How to collect all data from dataloader

Currently, by setting batch_size=dataset_size, I could get all data together from dataset.
However, are there other ways to do this? The previous way is limited by the size of memory.

def get_all_data(dataset, num_workers=30, shuffle=False):
    dataset_size = len(dataset)
    data_loader = DataLoader(dataset, batch_size=dataset_size,
                             num_workers=num_workers, shuffle=shuffle)
    all_data = {}
    for i_batch, sample_batched in tqdm(enumerate(data_loader)):
        all_data = sample_batched
    return all_data

What do you mean by “get all data” if you are constrained by memory? The purpose of the dataloader is to supply mini-batches of data so that you don’t have to load the entire dataset into memory (which many times is infeasible if you are dealing with large image datasets, for example). If you are dealing with a small-enough dataset, then you can do what you did above, but otherwise you’ll have to settle for mini-batches. Unless you are talking about some other representation of the data- for example if your loading images via a image folder dataset, then your dataset will be composed of image paths, which can be accessed by dataset.imgs and that IS kept entirely in memory. But it’s the dataloader that actually brings specific items from that image-path list into memory.

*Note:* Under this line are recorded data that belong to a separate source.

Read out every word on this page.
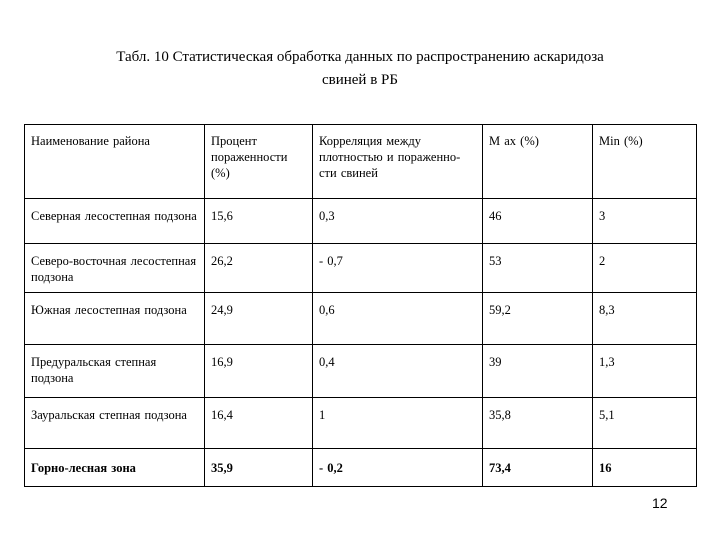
Табл. 10 Статистическая обработка данных по распространению аскаридоза
свиней в РБ
Наименование района	Процент пораженности (%)	Корреляция между плотностью и пораженно-сти свиней	M ax (%)	Min (%)
Северная лесостепная подзона	15,6	0,3	46	3
Северо-восточная лесостепная подзона	26,2	- 0,7	53	2
Южная лесостепная подзона	24,9	0,6	59,2	8,3
Предуральская степная подзона	16,9	0,4	39	1,3
Зауральская степная подзона	16,4	1	35,8	5,1
Горно-лесная зона	35,9	- 0,2	73,4	16
12
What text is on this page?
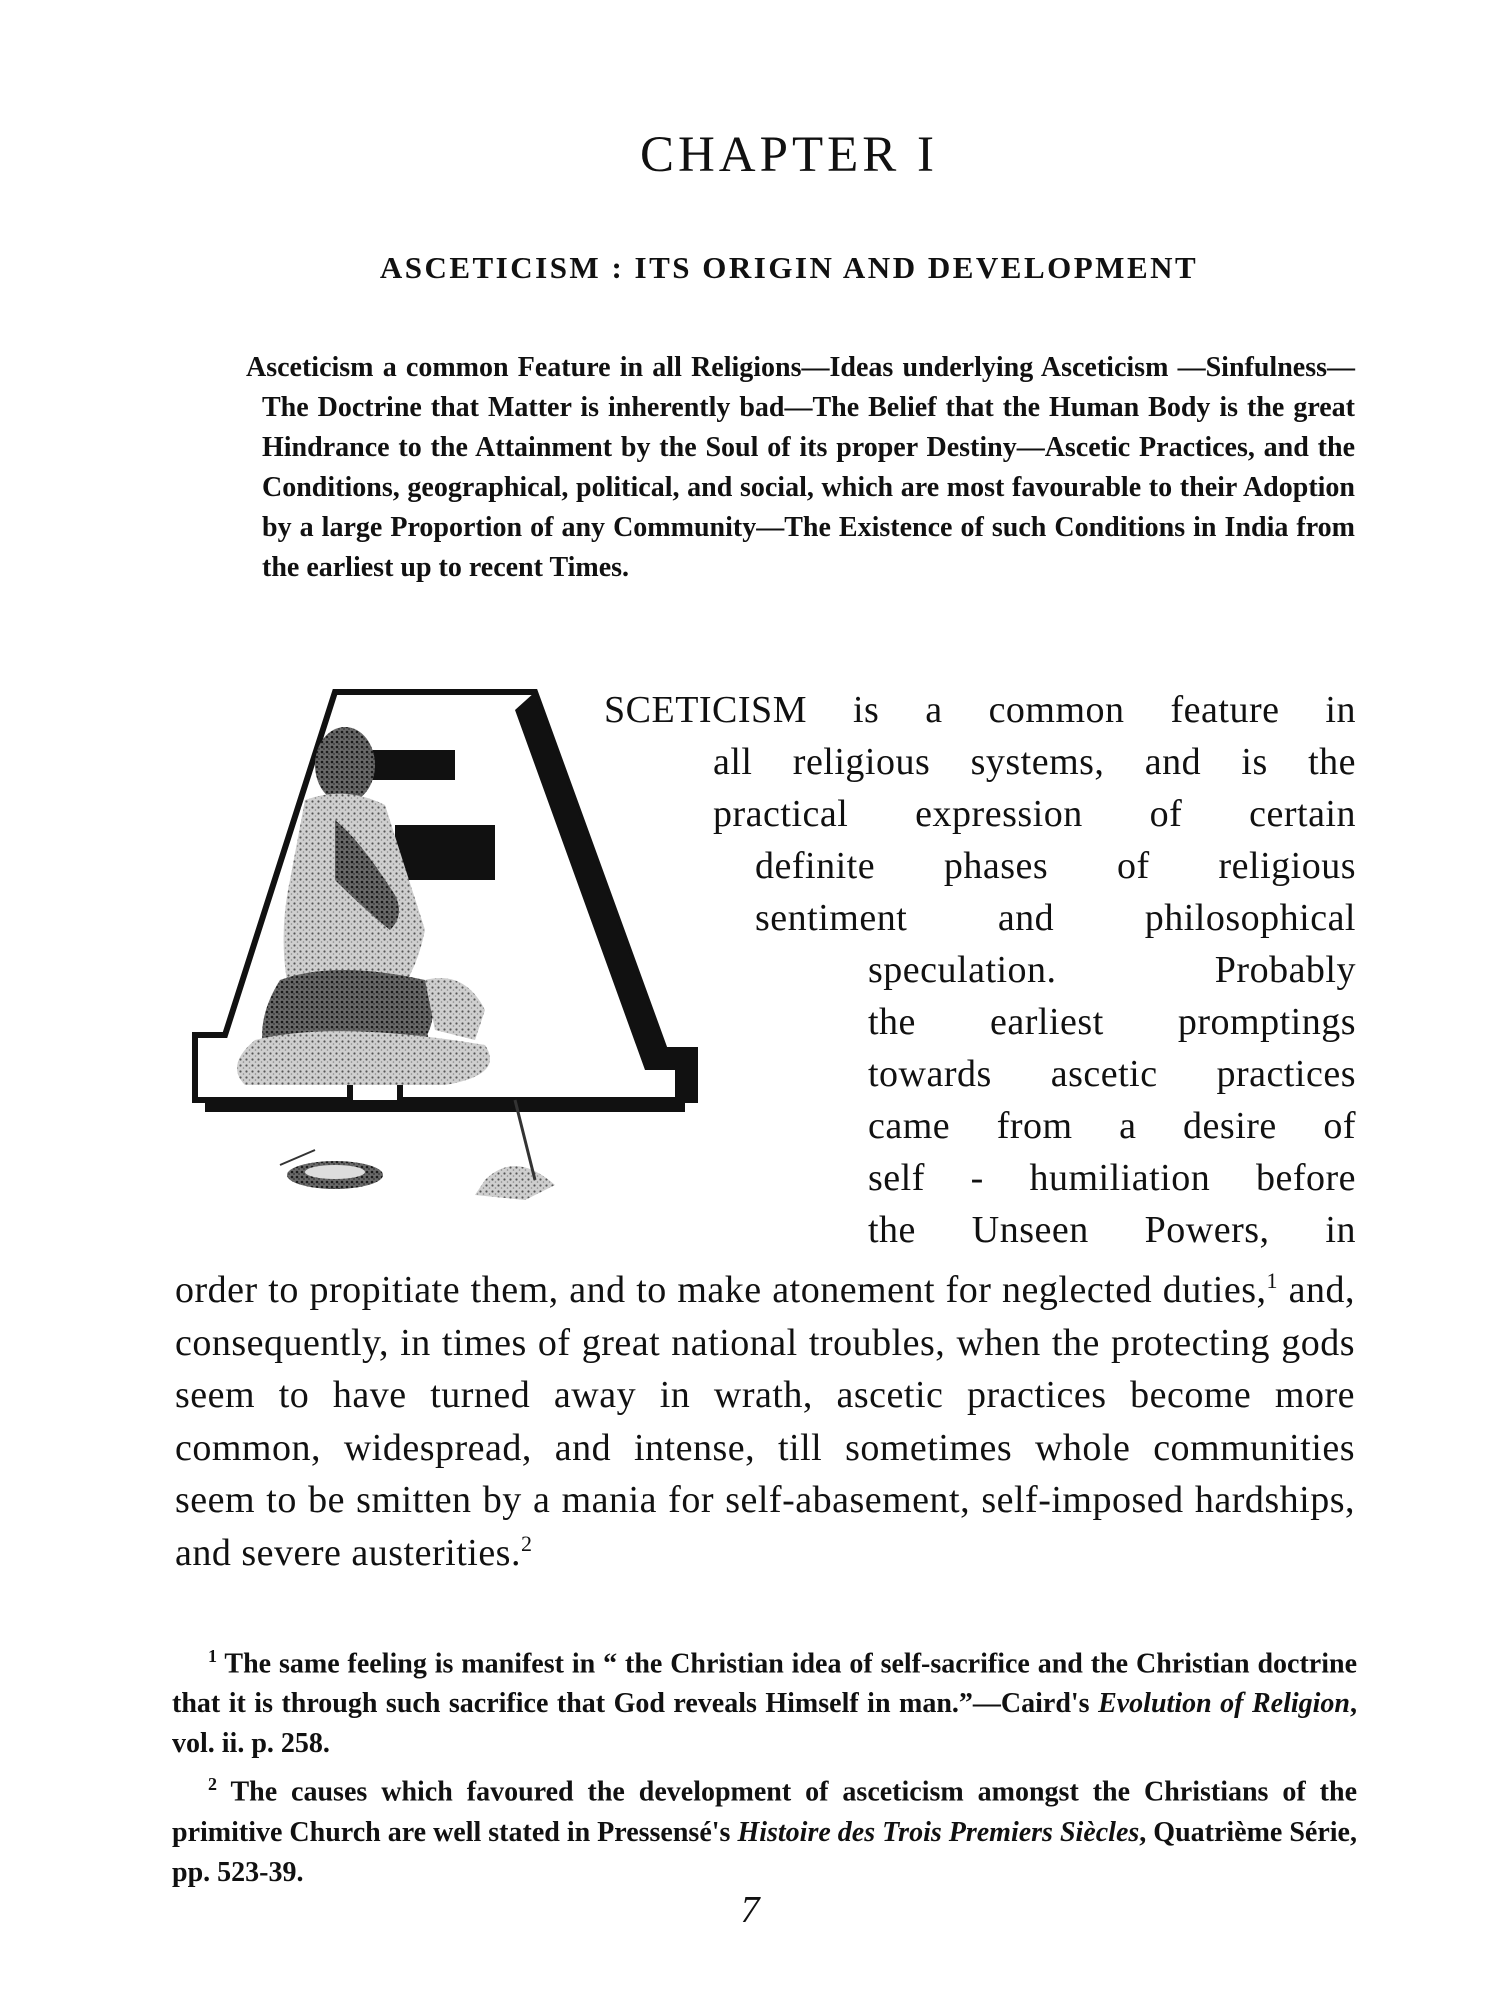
CHAPTER I
ASCETICISM : ITS ORIGIN AND DEVELOPMENT
Asceticism a common Feature in all Religions—Ideas underlying Asceticism —Sinfulness—The Doctrine that Matter is inherently bad—The Belief that the Human Body is the great Hindrance to the Attainment by the Soul of its proper Destiny—Ascetic Practices, and the Conditions, geographical, political, and social, which are most favourable to their Adoption by a large Proportion of any Community—The Existence of such Conditions in India from the earliest up to recent Times.
SCETICISM is a common feature in
all religious systems, and is the
practical expression of certain
definite phases of religious
sentiment and philosophical
speculation. Probably
the earliest promptings
towards ascetic practices
came from a desire of
self - humiliation before
the Unseen Powers, in
order to propitiate them, and to make atonement for neglected duties,$^1$ and, consequently, in times of great national troubles, when the protecting gods seem to have turned away in wrath, ascetic practices become more common, widespread, and intense, till sometimes whole communities seem to be smitten by a mania for self-abasement, self-imposed hardships, and severe austerities.$^2$

$^1$ The same feeling is manifest in “ the Christian idea of self-sacrifice and the Christian doctrine that it is through such sacrifice that God reveals Himself in man.”—Caird's Evolution of Religion, vol. ii. p. 258.

$^2$ The causes which favoured the development of asceticism amongst the Christians of the primitive Church are well stated in Pressensé's Histoire des Trois Premiers Siècles, Quatrième Série, pp. 523-39.

7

“Get all data” is merging all mini-batches into a super-large-batch one.
Similar to the following one.

all_data = np.empty((0,2))
all_data = np.append(all_data, np.array([[1, 2], [3,4]]), axis=0)

What you’re doing is concatenating arrays in memory. If you want to do this with your entire dataset, you’re going to need to have enough memory to hold that amount of data, but since you tried this already and it failed, I’m afraid you’re not going to be able to load everything into memory unless you get a bigger computer. Why do you want to load everything into memory?